Le Groupe de la Banque africaine de développement (BAD) a approuvé un ensemble de financements d’un montant total de 116,8 millions de dollars, soit environ 64,8 milliards de F CFA pour appuyer la deuxième phase du Projet d’urgence pour le renforcement de la production agricole au Burkina Faso (PURPA-BF). Il s’aligne avec les priorités nationales de développement du Burkina Faso, notamment l’offensive agro-pastorale et halieutique.
S’appuyant sur le succès remarquable de la première phase du projet qui a permis au pays de franchir pour la première fois de son histoire le cap des 6 millions de tonnes de production agricole, ce financement accélérera la marche du « pays des hommes intègres » vers l’autosuffisance céréalière d’ici 2030. Aussi, il sera distribué 11 096 tonnes de semences améliorées et résilientes au climat et 120 415 tonnes d’engrais aux agriculteurs, avec un accent particulier sur les femmes, les jeunes et les populations déplacées. Le projet construira 4 grands entrepôts de stockage d’une capacité de 15 000 tonnes chacun, 5 magasins de stockage d’une capacité de 500 tonnes chacun et acquerra 30 camions spécialisés pour assurer une distribution efficace.
Les objectifs de production attendus incluent 712 500 tonnes de riz, 951 391 tonnes de maïs et des augmentations significatives de légumineuses riches en protéines. Les activités générées par le projet vont permettre la création de 1 000 emplois, dont 500 destinés aux jeunes. Il bénéficiera directement à 720 000 personnes, dont au moins 50% de femmes et de jeunes et environ 3 745 000 de façon indirecte.

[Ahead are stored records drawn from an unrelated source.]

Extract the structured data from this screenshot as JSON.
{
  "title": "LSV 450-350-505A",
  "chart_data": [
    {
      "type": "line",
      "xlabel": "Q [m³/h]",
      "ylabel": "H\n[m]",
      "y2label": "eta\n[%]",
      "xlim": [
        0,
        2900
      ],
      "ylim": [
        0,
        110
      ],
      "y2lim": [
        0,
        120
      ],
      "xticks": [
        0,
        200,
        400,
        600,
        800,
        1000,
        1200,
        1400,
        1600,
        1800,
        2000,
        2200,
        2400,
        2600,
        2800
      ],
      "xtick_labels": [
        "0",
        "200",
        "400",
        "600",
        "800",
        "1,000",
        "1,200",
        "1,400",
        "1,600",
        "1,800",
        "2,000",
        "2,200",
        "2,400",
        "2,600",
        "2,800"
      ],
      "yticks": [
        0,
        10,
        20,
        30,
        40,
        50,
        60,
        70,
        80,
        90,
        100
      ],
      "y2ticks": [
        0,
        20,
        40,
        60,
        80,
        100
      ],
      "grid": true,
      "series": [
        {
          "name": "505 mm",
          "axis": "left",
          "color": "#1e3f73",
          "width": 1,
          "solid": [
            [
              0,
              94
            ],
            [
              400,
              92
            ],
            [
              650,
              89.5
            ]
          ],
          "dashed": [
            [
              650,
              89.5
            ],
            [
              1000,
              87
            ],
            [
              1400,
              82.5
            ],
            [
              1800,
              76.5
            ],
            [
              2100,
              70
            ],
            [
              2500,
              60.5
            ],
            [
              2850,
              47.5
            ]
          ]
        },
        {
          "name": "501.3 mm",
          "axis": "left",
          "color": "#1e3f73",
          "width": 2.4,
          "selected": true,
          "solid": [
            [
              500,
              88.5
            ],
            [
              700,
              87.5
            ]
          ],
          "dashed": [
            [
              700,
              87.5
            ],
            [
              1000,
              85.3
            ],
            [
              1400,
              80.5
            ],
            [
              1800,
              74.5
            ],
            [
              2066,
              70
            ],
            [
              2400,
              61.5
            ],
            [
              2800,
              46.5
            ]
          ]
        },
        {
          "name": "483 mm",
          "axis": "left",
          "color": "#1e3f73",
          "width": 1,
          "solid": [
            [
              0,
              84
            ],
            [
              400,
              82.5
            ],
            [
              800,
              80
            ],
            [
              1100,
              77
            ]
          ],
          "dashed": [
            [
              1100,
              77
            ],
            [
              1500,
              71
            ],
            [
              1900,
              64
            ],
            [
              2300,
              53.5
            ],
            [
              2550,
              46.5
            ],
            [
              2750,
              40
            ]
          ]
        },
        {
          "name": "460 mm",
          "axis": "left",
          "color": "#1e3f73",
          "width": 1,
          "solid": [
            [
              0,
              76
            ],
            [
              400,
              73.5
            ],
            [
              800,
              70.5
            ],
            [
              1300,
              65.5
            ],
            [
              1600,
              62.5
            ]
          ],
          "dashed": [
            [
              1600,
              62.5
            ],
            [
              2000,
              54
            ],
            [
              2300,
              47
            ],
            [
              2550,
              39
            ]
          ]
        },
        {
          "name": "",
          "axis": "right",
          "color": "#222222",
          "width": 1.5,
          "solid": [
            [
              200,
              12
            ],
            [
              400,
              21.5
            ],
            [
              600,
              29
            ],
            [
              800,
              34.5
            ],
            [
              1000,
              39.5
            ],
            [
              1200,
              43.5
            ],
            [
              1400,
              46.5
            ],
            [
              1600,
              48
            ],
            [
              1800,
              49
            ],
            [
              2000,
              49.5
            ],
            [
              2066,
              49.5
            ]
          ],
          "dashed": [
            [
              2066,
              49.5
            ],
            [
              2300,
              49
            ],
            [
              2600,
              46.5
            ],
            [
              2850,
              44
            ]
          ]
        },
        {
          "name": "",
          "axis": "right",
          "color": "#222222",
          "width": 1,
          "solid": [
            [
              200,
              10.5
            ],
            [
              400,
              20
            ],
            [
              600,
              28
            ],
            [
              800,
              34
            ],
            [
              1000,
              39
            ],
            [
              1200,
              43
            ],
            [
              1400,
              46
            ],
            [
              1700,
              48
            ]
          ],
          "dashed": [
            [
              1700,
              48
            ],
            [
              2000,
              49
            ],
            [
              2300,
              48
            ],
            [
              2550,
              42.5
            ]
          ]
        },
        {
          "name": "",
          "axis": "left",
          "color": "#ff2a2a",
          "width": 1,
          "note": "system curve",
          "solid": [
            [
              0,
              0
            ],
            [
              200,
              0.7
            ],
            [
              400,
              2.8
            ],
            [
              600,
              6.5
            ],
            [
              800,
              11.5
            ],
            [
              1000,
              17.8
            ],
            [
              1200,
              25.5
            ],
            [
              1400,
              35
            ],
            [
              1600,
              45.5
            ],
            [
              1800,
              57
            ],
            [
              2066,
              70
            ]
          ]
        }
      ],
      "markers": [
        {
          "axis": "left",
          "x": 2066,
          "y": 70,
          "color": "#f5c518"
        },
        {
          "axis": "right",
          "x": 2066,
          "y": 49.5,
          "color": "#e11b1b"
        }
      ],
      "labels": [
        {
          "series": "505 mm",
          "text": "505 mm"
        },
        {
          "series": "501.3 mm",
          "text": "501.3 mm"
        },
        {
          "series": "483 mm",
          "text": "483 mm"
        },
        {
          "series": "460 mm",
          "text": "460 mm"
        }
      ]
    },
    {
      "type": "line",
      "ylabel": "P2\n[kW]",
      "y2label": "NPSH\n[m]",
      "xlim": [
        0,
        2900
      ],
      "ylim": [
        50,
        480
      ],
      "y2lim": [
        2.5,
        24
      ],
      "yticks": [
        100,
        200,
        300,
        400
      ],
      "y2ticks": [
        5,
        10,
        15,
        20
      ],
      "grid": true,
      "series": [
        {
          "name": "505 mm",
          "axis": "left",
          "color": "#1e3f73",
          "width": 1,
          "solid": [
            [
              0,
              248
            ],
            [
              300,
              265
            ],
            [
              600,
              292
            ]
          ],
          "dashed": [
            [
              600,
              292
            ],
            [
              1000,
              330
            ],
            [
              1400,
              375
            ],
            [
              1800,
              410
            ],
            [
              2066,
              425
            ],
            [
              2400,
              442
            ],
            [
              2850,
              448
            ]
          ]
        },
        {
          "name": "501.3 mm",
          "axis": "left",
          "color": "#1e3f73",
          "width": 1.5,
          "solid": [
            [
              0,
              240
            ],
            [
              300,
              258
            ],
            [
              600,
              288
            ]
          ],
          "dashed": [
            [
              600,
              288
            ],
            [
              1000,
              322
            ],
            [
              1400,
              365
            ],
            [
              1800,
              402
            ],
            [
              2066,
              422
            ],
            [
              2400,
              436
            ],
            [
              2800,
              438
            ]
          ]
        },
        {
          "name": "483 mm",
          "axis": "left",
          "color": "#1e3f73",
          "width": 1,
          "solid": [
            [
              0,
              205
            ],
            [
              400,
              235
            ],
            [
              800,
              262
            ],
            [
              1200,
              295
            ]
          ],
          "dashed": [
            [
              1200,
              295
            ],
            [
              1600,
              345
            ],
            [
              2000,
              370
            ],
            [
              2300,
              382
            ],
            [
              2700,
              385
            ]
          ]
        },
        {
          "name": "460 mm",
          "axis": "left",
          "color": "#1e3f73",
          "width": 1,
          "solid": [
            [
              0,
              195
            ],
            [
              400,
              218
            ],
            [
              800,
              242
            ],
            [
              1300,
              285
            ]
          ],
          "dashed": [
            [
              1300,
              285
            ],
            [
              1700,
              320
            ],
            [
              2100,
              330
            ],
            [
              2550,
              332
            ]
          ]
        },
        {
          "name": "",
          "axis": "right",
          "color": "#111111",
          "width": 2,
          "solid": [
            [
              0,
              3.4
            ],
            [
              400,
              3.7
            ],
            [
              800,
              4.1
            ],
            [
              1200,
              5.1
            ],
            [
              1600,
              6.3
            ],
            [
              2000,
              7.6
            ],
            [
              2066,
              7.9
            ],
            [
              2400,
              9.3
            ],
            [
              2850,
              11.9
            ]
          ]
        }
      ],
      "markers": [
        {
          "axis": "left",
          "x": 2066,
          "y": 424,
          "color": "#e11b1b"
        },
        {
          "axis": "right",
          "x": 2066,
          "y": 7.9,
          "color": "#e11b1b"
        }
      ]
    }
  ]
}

Selon le Représentant résident de la BAD au Burkina Faso, Daniel Ndoye, la première phase du PURPA-BF a montré que lorsque les agriculteurs, en particulier les femmes et les jeunes, ont accès à des intrants de qualité, ils renforcent la sécurité alimentaire nationale et la deuxième phase consolidera ces acquis et les étendra à de nouvelles communautés.